I’m currently working on a document-based score analysis using Gemini 2.0-Flash. The goal is to evaluate Document X by extracting certain metrics from it and comparing them with a reference document, Document Y — essentially comparing “what I have” (X) versus “what’s required” (Y).
Issue:
We’re using a consistent prompt to compare Document X against Document Y. However, we’ve noticed that the generated scores vary between runs, even when the input documents and prompt remain unchanged.
Most of the time, the score fluctuation is within a range of ~5%, which is acceptable.
But occasionally, we see a much larger variation — sometimes as high as 25%, which is problematic for our use case where reliability and consistency are critical.
Looking for Suggestions:
How can we reduce this inconsistency and make the score generation more stable and reliable?
Yep, tried the temperature, topP, topK and couldn’t achieve determinism, thanks for sharing the paper I noticed a new thing “seed” which I didn’t come across in my research, which seems interesting.
I’ll try it out and test it, and see if it solves the problem.

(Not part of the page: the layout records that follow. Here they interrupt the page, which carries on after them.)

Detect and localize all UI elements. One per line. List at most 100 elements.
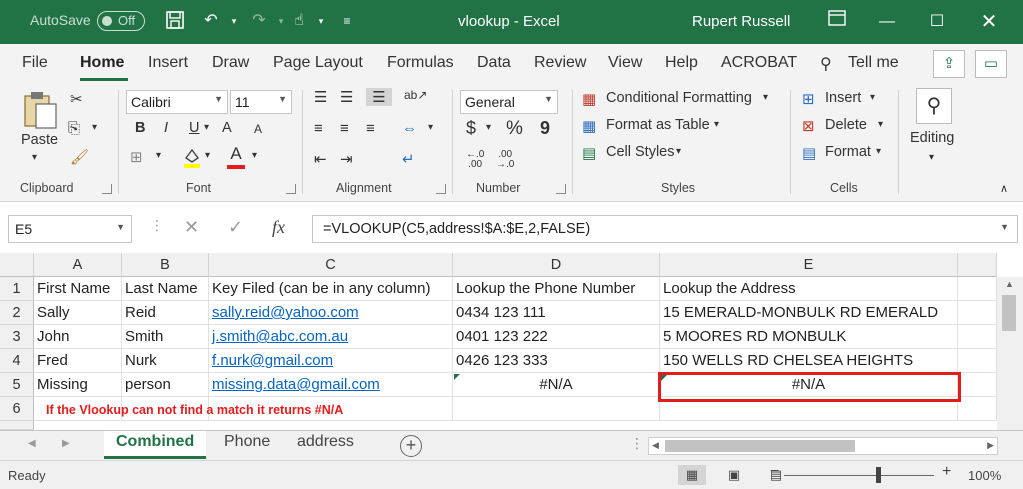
redo-icon[interactable]: ↷ (248, 10, 270, 32)
select-all-corner[interactable] (0, 253, 34, 277)
fill-color-dropdown-icon[interactable]: ▾ (205, 150, 210, 161)
tab-home[interactable]: Home (80, 54, 124, 72)
touch-mode-icon[interactable]: ☝ (288, 10, 310, 32)
tab-view[interactable]: View (608, 54, 642, 72)
italic-button[interactable]: I (164, 120, 168, 136)
bold-button[interactable]: B (135, 120, 145, 136)
merge-center-icon[interactable]: ⇔ (402, 120, 417, 137)
editing-dropdown-icon[interactable]: ▾ (929, 152, 934, 163)
cell-a2[interactable]: Sally (34, 301, 122, 325)
cell-c2[interactable]: sally.reid@yahoo.com (209, 301, 453, 325)
merge-dropdown-icon[interactable]: ▾ (428, 122, 433, 133)
cell-f5[interactable] (958, 373, 997, 397)
undo-dropdown-icon[interactable]: ▾ (223, 10, 245, 32)
cell-f3[interactable] (958, 325, 997, 349)
insert-cells-icon[interactable]: ⊞ (802, 90, 815, 108)
cell-a5[interactable]: Missing (34, 373, 122, 397)
orientation-icon[interactable]: ab↗ (404, 88, 427, 102)
sheet-tab-phone[interactable]: Phone (212, 431, 282, 459)
align-left-icon[interactable]: ≡ (314, 120, 323, 137)
comments-icon[interactable]: ▭ (975, 50, 1007, 78)
sheet-tab-combined[interactable]: Combined (104, 431, 207, 459)
tab-help[interactable]: Help (665, 54, 698, 72)
horizontal-scroll-thumb[interactable] (665, 440, 855, 452)
cell-b1[interactable]: Last Name (122, 277, 209, 301)
cell-d6[interactable] (453, 397, 660, 421)
font-launcher-icon[interactable] (286, 184, 296, 194)
tab-draw[interactable]: Draw (212, 54, 249, 72)
paste-label[interactable]: Paste (21, 132, 58, 148)
format-as-table-button[interactable]: Format as Table (606, 117, 710, 133)
decrease-indent-icon[interactable]: ⇤ (314, 150, 327, 168)
percent-button[interactable]: % (506, 118, 523, 140)
copy-icon[interactable]: ⎘ (68, 120, 80, 137)
cell-c4[interactable]: f.nurk@gmail.com (209, 349, 453, 373)
cell-b5[interactable]: person (122, 373, 209, 397)
tab-file[interactable]: File (22, 54, 48, 72)
align-middle-icon[interactable]: ☰ (340, 88, 353, 106)
increase-indent-icon[interactable]: ⇥ (340, 150, 353, 168)
increase-decimal-icon[interactable]: ←.0.00 (466, 150, 484, 170)
format-cells-icon[interactable]: ▤ (802, 144, 816, 162)
cell-e2[interactable]: 15 EMERALD-MONBULK RD EMERALD (660, 301, 958, 325)
alignment-launcher-icon[interactable] (436, 184, 446, 194)
column-header-f[interactable] (958, 253, 997, 277)
cell-e3[interactable]: 5 MOORES RD MONBULK (660, 325, 958, 349)
chevron-down-icon[interactable]: ▾ (878, 119, 883, 130)
cell-f1[interactable] (958, 277, 997, 301)
lightbulb-search-icon[interactable]: ⚲ (820, 54, 832, 74)
chevron-down-icon[interactable]: ▾ (876, 146, 881, 157)
cell-d4[interactable]: 0426 123 333 (453, 349, 660, 373)
wrap-text-icon[interactable]: ↵ (402, 150, 415, 168)
cell-b2[interactable]: Reid (122, 301, 209, 325)
save-icon[interactable] (164, 10, 186, 32)
formula-input[interactable]: =VLOOKUP(C5,address!$A:$E,2,FALSE) ▼ (312, 215, 1018, 243)
scroll-up-icon[interactable]: ▲ (1005, 279, 1014, 289)
tab-insert[interactable]: Insert (148, 54, 188, 72)
tab-acrobat[interactable]: ACROBAT (721, 54, 797, 72)
zoom-level[interactable]: 100% (968, 468, 1001, 483)
scroll-left-icon[interactable]: ◀ (652, 440, 659, 451)
cut-icon[interactable]: ✂ (70, 90, 83, 108)
cell-e1[interactable]: Lookup the Address (660, 277, 958, 301)
cell-a1[interactable]: First Name (34, 277, 122, 301)
share-icon[interactable]: ⇪ (933, 50, 965, 78)
cell-f4[interactable] (958, 349, 997, 373)
cancel-icon[interactable]: ✕ (184, 217, 199, 238)
font-color-dropdown-icon[interactable]: ▾ (252, 150, 257, 161)
chevron-down-icon[interactable]: ▾ (870, 92, 875, 103)
vertical-scrollbar[interactable]: ▲ (997, 277, 1023, 430)
cell-b4[interactable]: Nurk (122, 349, 209, 373)
tab-page-layout[interactable]: Page Layout (273, 54, 363, 72)
zoom-in-icon[interactable]: + (942, 463, 951, 481)
align-right-icon[interactable]: ≡ (366, 120, 375, 137)
enter-icon[interactable]: ✓ (228, 217, 243, 238)
row-header-6[interactable]: 6 (0, 397, 34, 421)
cell-styles-button[interactable]: Cell Styles (606, 144, 675, 160)
editing-button[interactable]: Editing (910, 130, 954, 146)
tab-data[interactable]: Data (477, 54, 511, 72)
zoom-slider-knob[interactable] (876, 467, 881, 483)
row-header-4[interactable]: 4 (0, 349, 34, 373)
zoom-slider-track[interactable] (784, 475, 934, 476)
column-header-c[interactable]: C (209, 253, 453, 277)
row-header-3[interactable]: 3 (0, 325, 34, 349)
cell-c1[interactable]: Key Filed (can be in any column) (209, 277, 453, 301)
column-header-b[interactable]: B (122, 253, 209, 277)
customize-qat-icon[interactable]: ≡ (336, 10, 358, 32)
user-name[interactable]: Rupert Russell (692, 13, 790, 30)
column-header-d[interactable]: D (453, 253, 660, 277)
cell-e4[interactable]: 150 WELLS RD CHELSEA HEIGHTS (660, 349, 958, 373)
cell-d1[interactable]: Lookup the Phone Number (453, 277, 660, 301)
align-center-icon[interactable]: ≡ (340, 120, 349, 137)
chevron-down-icon[interactable]: ▾ (676, 146, 681, 157)
cell-c5[interactable]: missing.data@gmail.com (209, 373, 453, 397)
align-bottom-icon[interactable]: ☰ (366, 88, 392, 106)
tab-split-handle-icon[interactable]: ⋮ (630, 435, 644, 452)
autosave-toggle[interactable]: Off (97, 11, 145, 31)
search-icon[interactable]: ⚲ (916, 88, 952, 124)
cell-f2[interactable] (958, 301, 997, 325)
row-header-5[interactable]: 5 (0, 373, 34, 397)
next-sheet-icon[interactable]: ▶ (62, 438, 70, 449)
clipboard-launcher-icon[interactable] (102, 184, 112, 194)
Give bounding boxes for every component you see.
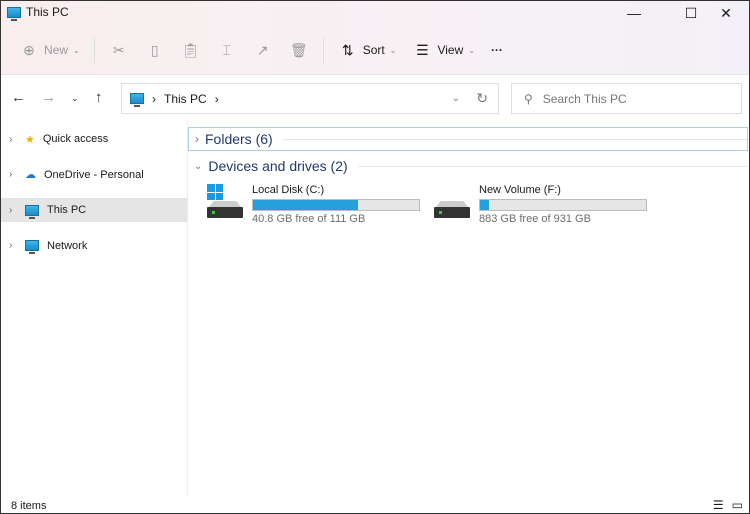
window-title: This PC (26, 5, 69, 19)
breadcrumb-separator[interactable]: › (215, 92, 219, 106)
sidebar-item-this-pc[interactable]: › This PC (1, 198, 187, 222)
drive-name: New Volume (F:) (479, 184, 561, 196)
search-placeholder: Search This PC (542, 91, 627, 106)
sidebar-item-label: Network (47, 239, 88, 252)
command-bar: ⊕ New ⌄ ✂ ▯ 📋︎ ⌶ ↗ 🗑︎ ⇅ Sort ⌄ ☰ View ⌄ ··· (11, 37, 511, 63)
content-pane: › Folders (6) ⌄ Devices and drives (2) Loc… (188, 127, 748, 225)
minimize-button[interactable]: — (611, 1, 657, 25)
drives-list: Local Disk (C:) 40.8 GB free of 111 GB N… (188, 184, 748, 225)
search-icon: ⚲ (524, 91, 533, 106)
more-options-button[interactable]: ··· (483, 37, 511, 63)
close-button[interactable]: ✕ (703, 1, 749, 25)
rename-icon: ⌶ (222, 41, 231, 58)
chevron-right-icon: › (195, 132, 199, 146)
divider (93, 37, 95, 63)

Thanks for helping out and your time.
I do not know what is the matter but it reminds me of Chaos theory and initial conditions with Floating Point numbers.
So, my simple idea is to restart everything from a fresh boot and just run it alone. Record the output and then run it again to see if it differs.
But feel free to ignore my suggestions as I am not even running my own stuff here yet.
I tried with the approach mentioned in the paper - seed but it didn’t actually help much.
To be frank, I got better results without configuring anything, rather than keeping {temperature, topP, topK, seed} I am not sure what is going wrong, something feels off.
AI is not-being deterministic, or not in allowed range of ±5%.
Even tried Open AI GPT-4o but, nothing changed much.
If anyone facing same issue, and was able to find a solution, please feel free to share your approach.
Setting seed to a fixed value just ensures repeatable results because it initialises the pseudo-random numbers generator (PRNG) to the same value for each run, but doesn’t ensure the correctness of the result. If there are large discrepancies from run to run it’s more sensible to repeat a large number of runs with the same inputs, and average their results, using the sample’s standard deviation to estimate a confidence interval. (This assuming that the distribution of the results is normal, otherwise some more robust estimators of mean and spread should be used).
Thanks for your suggestions, but here I am validating a document and reasoning why a document is scored X, it’s not just for research but also as a product wise, so re-running each document, multiple times wont be a good option ig.
Also, this is a bit domain specific documents and analysis, do you think using some rag with similar docs in vector store would give more deterministic score?
Thanks, there is so much to AI and it keeps changing ever the faster so it made me smile to be even a little useful.
I have all the stuff to set up my old workstation as an AI lab so that is on the todo.
I’m not sure: in RAG systems a vector database stores chunks of documents, and can retrieve chunks semantically close to the query. But in your case, if I understand it correctly, you should estimate the closeness of whole documents.